The Faded Kingdom – Chapter 7

[Note: The illustration for this chapter will be coming eventually, but I didn’t want to delay this chapter any longer. I will be taking next Monday off, for a weekend away with the spouse, so the next chapter will be up June 1st.]

Confused, the Human shrugged and turned back towards Sunset. The Human put the crystal into the turtle shell container. It was safer to keep it out of sight.
After walking for quite a while, the Human noticed more live trees appearing on both sides of the path. Eventually, a grand forest surrounded the path, obscuring the sunset sky. It was no longer as quiet as the forest near the Human’s home had been. Here, among towering trunks, strange sounds echoed. They did not sound like any animal the Human had ever heard, but they seemed to belong to some sort of wild creature nonetheless. It had become even darker, and the light from the crystal was now visible through the walls of the turtle shell container. It was subtle, but enough to keep the Human from tripping on the roots that now pushed up through the surface of the path. At first, this only happened sporadically, but eventually, the path was no longer at all flat. As the Human picked through the roots, it became clear that the path was slanting downward. The Human hoped the path would not become completely obscured, for without it, there was no assurance that the Human’s family would be findable.
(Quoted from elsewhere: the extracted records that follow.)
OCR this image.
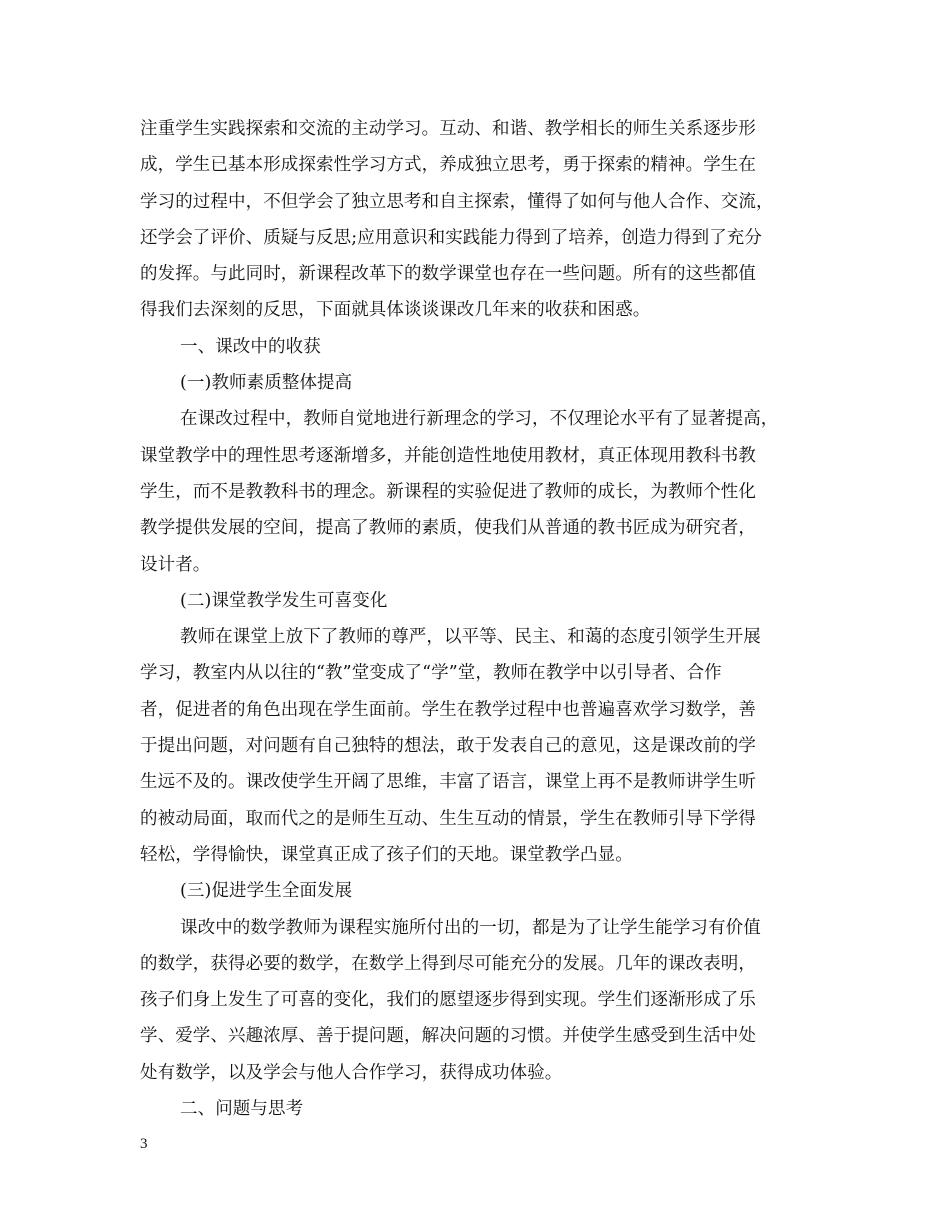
注重学生实践探索和交流的主动学习。互动、和谐、教学相长的师生关系逐步形
成，学生已基本形成探索性学习方式，养成独立思考，勇于探索的精神。学生在
学习的过程中，不但学会了独立思考和自主探索，懂得了如何与他人合作、交流，
还学会了评价、质疑与反思;应用意识和实践能力得到了培养，创造力得到了充分
的发挥。与此同时，新课程改革下的数学课堂也存在一些问题。所有的这些都值
得我们去深刻的反思，下面就具体谈谈课改几年来的收获和困惑。
一、课改中的收获
(一)教师素质整体提高
在课改过程中，教师自觉地进行新理念的学习，不仅理论水平有了显著提高，
课堂教学中的理性思考逐渐增多，并能创造性地使用教材，真正体现用教科书教
学生，而不是教教科书的理念。新课程的实验促进了教师的成长，为教师个性化
教学提供发展的空间，提高了教师的素质，使我们从普通的教书匠成为研究者，
设计者。
(二)课堂教学发生可喜变化
教师在课堂上放下了教师的尊严，以平等、民主、和蔼的态度引领学生开展
学习，教室内从以往的“教”堂变成了“学”堂，教师在教学中以引导者、合作
者，促进者的角色出现在学生面前。学生在教学过程中也普遍喜欢学习数学，善
于提出问题，对问题有自己独特的想法，敢于发表自己的意见，这是课改前的学
生远不及的。课改使学生开阔了思维，丰富了语言，课堂上再不是教师讲学生听
的被动局面，取而代之的是师生互动、生生互动的情景，学生在教师引导下学得
轻松，学得愉快，课堂真正成了孩子们的天地。课堂教学凸显。
(三)促进学生全面发展
课改中的数学教师为课程实施所付出的一切，都是为了让学生能学习有价值
的数学，获得必要的数学，在数学上得到尽可能充分的发展。几年的课改表明，
孩子们身上发生了可喜的变化，我们的愿望逐步得到实现。学生们逐渐形成了乐
学、爱学、兴趣浓厚、善于提问题，解决问题的习惯。并使学生感受到生活中处
处有数学，以及学会与他人合作学习，获得成功体验。
二、问题与思考
3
In the distance, the Human heard something strange. It was faint, but clearly not the sound of an animal. It was music! Anxious to see another human, or even one of the Fae, the Human pushed forward more quickly through the gloom. Gradually, the path reemerged from the tree roots and the trees became larger, but more widely spaced. The canopy was nearly lost against the darkening sky. The path now wound around the great trees, and the Human lost track of which way was towards Sunset. The sounds of music grew louder. Someone was playing a stringed instrument while someone else sang. The melody would shift seamlessly between songs, and, even at such a distance, it was clear that the musician and singer were of great skill.
The path rounded a particularly huge tree and the Human stopped short. There, running through the trees, was a small river. The roots of the trees nearest the shore had combined with the flow of the water to make a scalloped shoreline. There were large boulders in the river, an on them were the apparent source of the music. On one, a handsome man stood, playing a violin, while a beautiful woman sat on another nearby, singing. They stopped playing as the Human appeared from the wood. Once the music faded, the Human took notice of the many individuals that surrounded the players. They sat on tree roots, on stones, or in the water, which had the same blurred surface as the creek near the Human’s house. Those who were gathered to hear the musicians turned as one to stare at the Human. The Human stared back.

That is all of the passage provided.